Retrieving structures from `highquality_clust30` #37

Closed PawelSzczerbiak closed 1 year ago

PawelSzczerbiak commented 1 year ago

I'm trying to extract structures from highquality_clust30 but only representative structures are returned (as I understand, first column in lookup table controls cluster ID). Do you know how to get all compressed structures in that database?

khb7840 commented 1 year ago

According to the documentation in ESMatlas, highqualith_clust30 is a set of representative structures. Currently, I'm not aware of representative-member mapping of clusters in ESMatlas.

PawelSzczerbiak commented 1 year ago

Thanks for your answer! The problem is that when I'm trying to uncompress 37M structures in highquality_clust30 (described by MGnify ID in the second column of the lookup table) I'm getting ~1M of cluster representatives (described by raw ID number in the first column of the lookup table).
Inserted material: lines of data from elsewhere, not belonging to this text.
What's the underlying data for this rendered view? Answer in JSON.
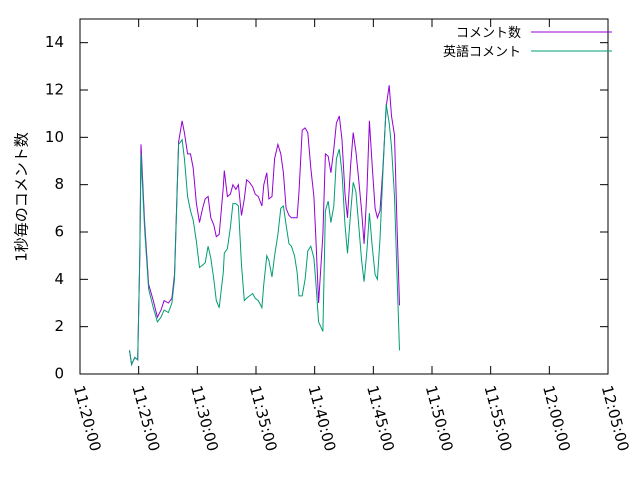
{
  "chart_data": {
    "type": "line",
    "title": "",
    "xlabel": "",
    "ylabel": "1秒毎のコメント数",
    "xlim": [
      "11:20:00",
      "12:05:00"
    ],
    "ylim": [
      0,
      15
    ],
    "x_ticks": [
      "11:20:00",
      "11:25:00",
      "11:30:00",
      "11:35:00",
      "11:40:00",
      "11:45:00",
      "11:50:00",
      "11:55:00",
      "12:00:00",
      "12:05:00"
    ],
    "y_ticks": [
      "0",
      "2",
      "4",
      "6",
      "8",
      "10",
      "12",
      "14"
    ],
    "legend_position": "top-right",
    "grid": false,
    "series": [
      {
        "name": "コメント数",
        "color": "#9400d3",
        "points": [
          [
            "11:24:13",
            1.0
          ],
          [
            "11:24:24",
            0.4
          ],
          [
            "11:24:40",
            0.7
          ],
          [
            "11:24:55",
            0.6
          ],
          [
            "11:25:06",
            5.0
          ],
          [
            "11:25:12",
            9.7
          ],
          [
            "11:25:30",
            6.5
          ],
          [
            "11:25:51",
            3.8
          ],
          [
            "11:26:15",
            3.1
          ],
          [
            "11:26:36",
            2.4
          ],
          [
            "11:26:54",
            2.7
          ],
          [
            "11:27:10",
            3.1
          ],
          [
            "11:27:32",
            3.0
          ],
          [
            "11:27:50",
            3.2
          ],
          [
            "11:28:03",
            4.2
          ],
          [
            "11:28:24",
            9.8
          ],
          [
            "11:28:42",
            10.7
          ],
          [
            "11:28:54",
            10.2
          ],
          [
            "11:29:10",
            9.3
          ],
          [
            "11:29:25",
            9.3
          ],
          [
            "11:29:39",
            8.7
          ],
          [
            "11:29:55",
            7.2
          ],
          [
            "11:30:11",
            6.4
          ],
          [
            "11:30:27",
            7.0
          ],
          [
            "11:30:40",
            7.4
          ],
          [
            "11:30:55",
            7.5
          ],
          [
            "11:31:09",
            6.6
          ],
          [
            "11:31:24",
            6.3
          ],
          [
            "11:31:37",
            5.8
          ],
          [
            "11:31:52",
            5.9
          ],
          [
            "11:32:13",
            7.9
          ],
          [
            "11:32:18",
            8.6
          ],
          [
            "11:32:34",
            7.5
          ],
          [
            "11:32:49",
            7.6
          ],
          [
            "11:33:02",
            8.0
          ],
          [
            "11:33:17",
            7.8
          ],
          [
            "11:33:30",
            8.0
          ],
          [
            "11:33:46",
            6.7
          ],
          [
            "11:34:00",
            7.4
          ],
          [
            "11:34:12",
            8.2
          ],
          [
            "11:34:27",
            8.1
          ],
          [
            "11:34:43",
            7.9
          ],
          [
            "11:34:56",
            7.6
          ],
          [
            "11:35:12",
            7.5
          ],
          [
            "11:35:30",
            7.1
          ],
          [
            "11:35:40",
            8.0
          ],
          [
            "11:35:55",
            8.5
          ],
          [
            "11:36:06",
            7.4
          ],
          [
            "11:36:22",
            7.5
          ],
          [
            "11:36:35",
            9.1
          ],
          [
            "11:36:52",
            9.7
          ],
          [
            "11:37:07",
            9.3
          ],
          [
            "11:37:20",
            8.5
          ],
          [
            "11:37:34",
            7.0
          ],
          [
            "11:37:49",
            6.7
          ],
          [
            "11:38:01",
            6.6
          ],
          [
            "11:38:17",
            6.6
          ],
          [
            "11:38:30",
            6.6
          ],
          [
            "11:38:40",
            7.7
          ],
          [
            "11:38:56",
            10.3
          ],
          [
            "11:39:11",
            10.4
          ],
          [
            "11:39:25",
            10.2
          ],
          [
            "11:39:40",
            8.7
          ],
          [
            "11:39:56",
            7.5
          ],
          [
            "11:40:06",
            5.8
          ],
          [
            "11:40:20",
            3.0
          ],
          [
            "11:40:42",
            5.9
          ],
          [
            "11:40:55",
            9.3
          ],
          [
            "11:41:09",
            9.2
          ],
          [
            "11:41:23",
            8.5
          ],
          [
            "11:41:38",
            9.5
          ],
          [
            "11:41:51",
            10.6
          ],
          [
            "11:42:06",
            10.9
          ],
          [
            "11:42:20",
            9.9
          ],
          [
            "11:42:35",
            7.6
          ],
          [
            "11:42:48",
            6.6
          ],
          [
            "11:43:04",
            8.8
          ],
          [
            "11:43:17",
            10.2
          ],
          [
            "11:43:31",
            9.4
          ],
          [
            "11:43:44",
            8.3
          ],
          [
            "11:44:00",
            6.9
          ],
          [
            "11:44:13",
            5.5
          ],
          [
            "11:44:27",
            7.7
          ],
          [
            "11:44:40",
            10.7
          ],
          [
            "11:44:54",
            8.8
          ],
          [
            "11:45:09",
            7.0
          ],
          [
            "11:45:21",
            6.6
          ],
          [
            "11:45:34",
            6.9
          ],
          [
            "11:45:49",
            8.7
          ],
          [
            "11:46:06",
            11.3
          ],
          [
            "11:46:21",
            12.2
          ],
          [
            "11:46:33",
            10.9
          ],
          [
            "11:46:48",
            10.1
          ],
          [
            "11:47:01",
            6.3
          ],
          [
            "11:47:14",
            2.9
          ]
        ]
      },
      {
        "name": "英語コメント",
        "color": "#009e73",
        "points": [
          [
            "11:24:13",
            1.0
          ],
          [
            "11:24:24",
            0.4
          ],
          [
            "11:24:40",
            0.7
          ],
          [
            "11:24:55",
            0.6
          ],
          [
            "11:25:06",
            5.0
          ],
          [
            "11:25:12",
            9.3
          ],
          [
            "11:25:30",
            6.2
          ],
          [
            "11:25:51",
            3.6
          ],
          [
            "11:26:15",
            2.8
          ],
          [
            "11:26:36",
            2.2
          ],
          [
            "11:26:54",
            2.4
          ],
          [
            "11:27:10",
            2.7
          ],
          [
            "11:27:32",
            2.6
          ],
          [
            "11:27:50",
            3.0
          ],
          [
            "11:28:03",
            4.0
          ],
          [
            "11:28:24",
            9.7
          ],
          [
            "11:28:42",
            9.9
          ],
          [
            "11:28:54",
            9.1
          ],
          [
            "11:29:10",
            7.5
          ],
          [
            "11:29:25",
            6.9
          ],
          [
            "11:29:39",
            6.5
          ],
          [
            "11:29:55",
            5.6
          ],
          [
            "11:30:11",
            4.5
          ],
          [
            "11:30:27",
            4.6
          ],
          [
            "11:30:40",
            4.7
          ],
          [
            "11:30:55",
            5.4
          ],
          [
            "11:31:09",
            4.9
          ],
          [
            "11:31:24",
            4.0
          ],
          [
            "11:31:37",
            3.1
          ],
          [
            "11:31:52",
            2.8
          ],
          [
            "11:32:13",
            4.3
          ],
          [
            "11:32:18",
            5.1
          ],
          [
            "11:32:34",
            5.3
          ],
          [
            "11:32:49",
            6.2
          ],
          [
            "11:33:02",
            7.2
          ],
          [
            "11:33:17",
            7.2
          ],
          [
            "11:33:30",
            7.1
          ],
          [
            "11:33:46",
            4.6
          ],
          [
            "11:34:00",
            3.1
          ],
          [
            "11:34:12",
            3.2
          ],
          [
            "11:34:27",
            3.3
          ],
          [
            "11:34:43",
            3.4
          ],
          [
            "11:34:56",
            3.2
          ],
          [
            "11:35:12",
            3.1
          ],
          [
            "11:35:30",
            2.8
          ],
          [
            "11:35:40",
            3.8
          ],
          [
            "11:35:55",
            5.0
          ],
          [
            "11:36:06",
            4.8
          ],
          [
            "11:36:22",
            4.1
          ],
          [
            "11:36:35",
            5.0
          ],
          [
            "11:36:52",
            5.9
          ],
          [
            "11:37:07",
            7.0
          ],
          [
            "11:37:20",
            7.1
          ],
          [
            "11:37:34",
            6.3
          ],
          [
            "11:37:49",
            5.5
          ],
          [
            "11:38:01",
            5.4
          ],
          [
            "11:38:17",
            5.0
          ],
          [
            "11:38:30",
            4.3
          ],
          [
            "11:38:40",
            3.3
          ],
          [
            "11:38:56",
            3.3
          ],
          [
            "11:39:11",
            4.0
          ],
          [
            "11:39:25",
            5.2
          ],
          [
            "11:39:40",
            5.4
          ],
          [
            "11:39:56",
            4.9
          ],
          [
            "11:40:06",
            3.9
          ],
          [
            "11:40:20",
            2.2
          ],
          [
            "11:40:42",
            1.8
          ],
          [
            "11:40:55",
            6.9
          ],
          [
            "11:41:09",
            7.3
          ],
          [
            "11:41:23",
            6.4
          ],
          [
            "11:41:38",
            7.1
          ],
          [
            "11:41:51",
            9.1
          ],
          [
            "11:42:06",
            9.5
          ],
          [
            "11:42:20",
            8.5
          ],
          [
            "11:42:35",
            6.3
          ],
          [
            "11:42:48",
            5.1
          ],
          [
            "11:43:04",
            6.8
          ],
          [
            "11:43:17",
            8.1
          ],
          [
            "11:43:31",
            7.7
          ],
          [
            "11:43:44",
            6.4
          ],
          [
            "11:44:00",
            4.8
          ],
          [
            "11:44:13",
            3.9
          ],
          [
            "11:44:27",
            5.2
          ],
          [
            "11:44:40",
            6.8
          ],
          [
            "11:44:54",
            5.4
          ],
          [
            "11:45:09",
            4.2
          ],
          [
            "11:45:21",
            4.0
          ],
          [
            "11:45:34",
            5.7
          ],
          [
            "11:45:49",
            8.5
          ],
          [
            "11:46:06",
            11.4
          ],
          [
            "11:46:21",
            10.6
          ],
          [
            "11:46:33",
            9.6
          ],
          [
            "11:46:48",
            7.5
          ],
          [
            "11:47:01",
            4.2
          ],
          [
            "11:47:14",
            1.0
          ]
        ]
      }
    ]
  }
}
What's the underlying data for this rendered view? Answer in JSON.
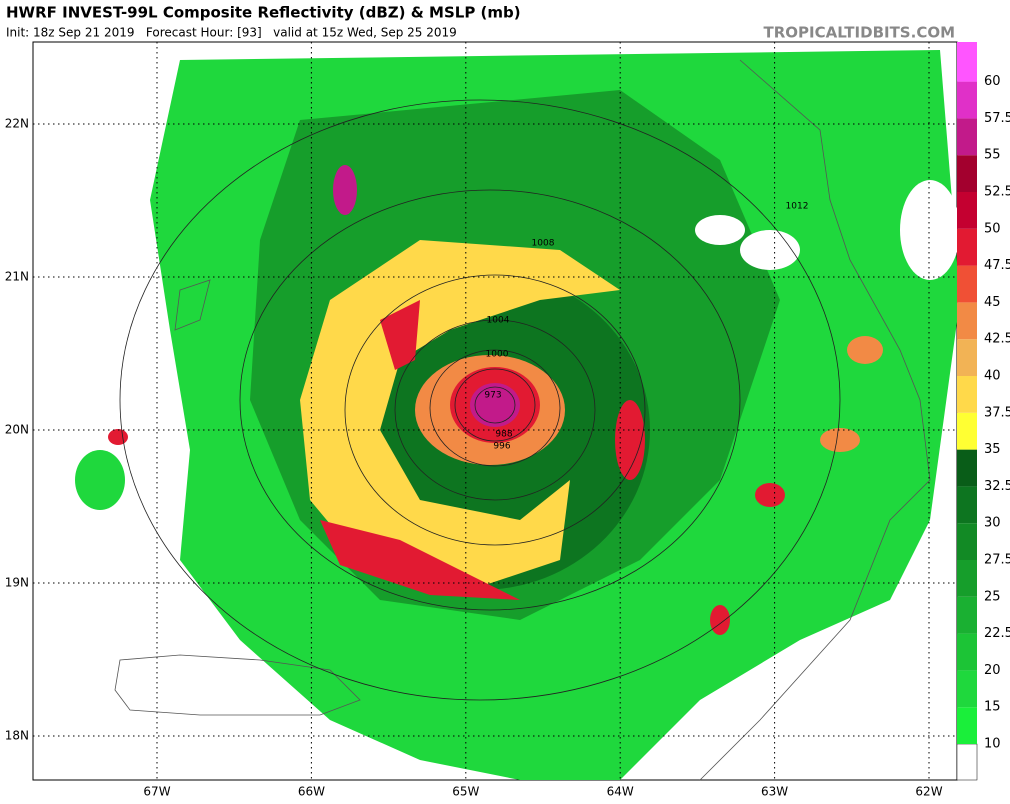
{
  "header": {
    "title": "HWRF INVEST-99L Composite Reflectivity (dBZ) & MSLP (mb)",
    "subtitle": "Init: 18z Sep 21 2019   Forecast Hour: [93]   valid at 15z Wed, Sep 25 2019",
    "watermark": "TROPICALTIDBITS.COM"
  },
  "map": {
    "lat_labels": [
      "22N",
      "21N",
      "20N",
      "19N",
      "18N"
    ],
    "lon_labels": [
      "67W",
      "66W",
      "65W",
      "64W",
      "63W",
      "62W"
    ],
    "isobar_labels": [
      "973",
      "988",
      "996",
      "1000",
      "1004",
      "1008",
      "1012"
    ]
  },
  "colorbar": {
    "labels": [
      "10",
      "15",
      "20",
      "22.5",
      "25",
      "27.5",
      "30",
      "32.5",
      "35",
      "37.5",
      "40",
      "42.5",
      "45",
      "47.5",
      "50",
      "52.5",
      "55",
      "57.5",
      "60"
    ],
    "colors": [
      "#1aef3a",
      "#1fd83d",
      "#1cc436",
      "#1ab032",
      "#169e2b",
      "#128a25",
      "#0d7520",
      "#095d18",
      "#ffff33",
      "#ffd94a",
      "#f2b355",
      "#f28a45",
      "#f05035",
      "#e21a32",
      "#c40030",
      "#a3002e",
      "#c21a8a",
      "#e030c8",
      "#ff55ff"
    ]
  }
}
This seems to be too few: that DB weights ~112 GB whereas e.g. afdb_uniprot_v4, containing ~214M predictions - 1 TB. So, are the remaining ~36M predictions in highquality_clust30 accessible in any way?

khb7840 commented 1 year ago

Thank you for notifying this. I found out that there was an index error for the database which prevent accession of 36M entries. Fixed version of database was uploaded, getting 1M was an error, and I apologize for this confusing error. I'm still not sure about this but these 36M predictions seem to be representatives of clusters.

PawelSzczerbiak commented 1 year ago

Hi, thanks for clarification. Is there anything special about those 1M IDs that were accessible in that erroneous version or it was just a random pool?

khb7840 commented 1 year ago

Index was written wrongly with multi-threading so 1M IDs were just written by single thread.

PawelSzczerbiak commented 1 year ago

Thanks!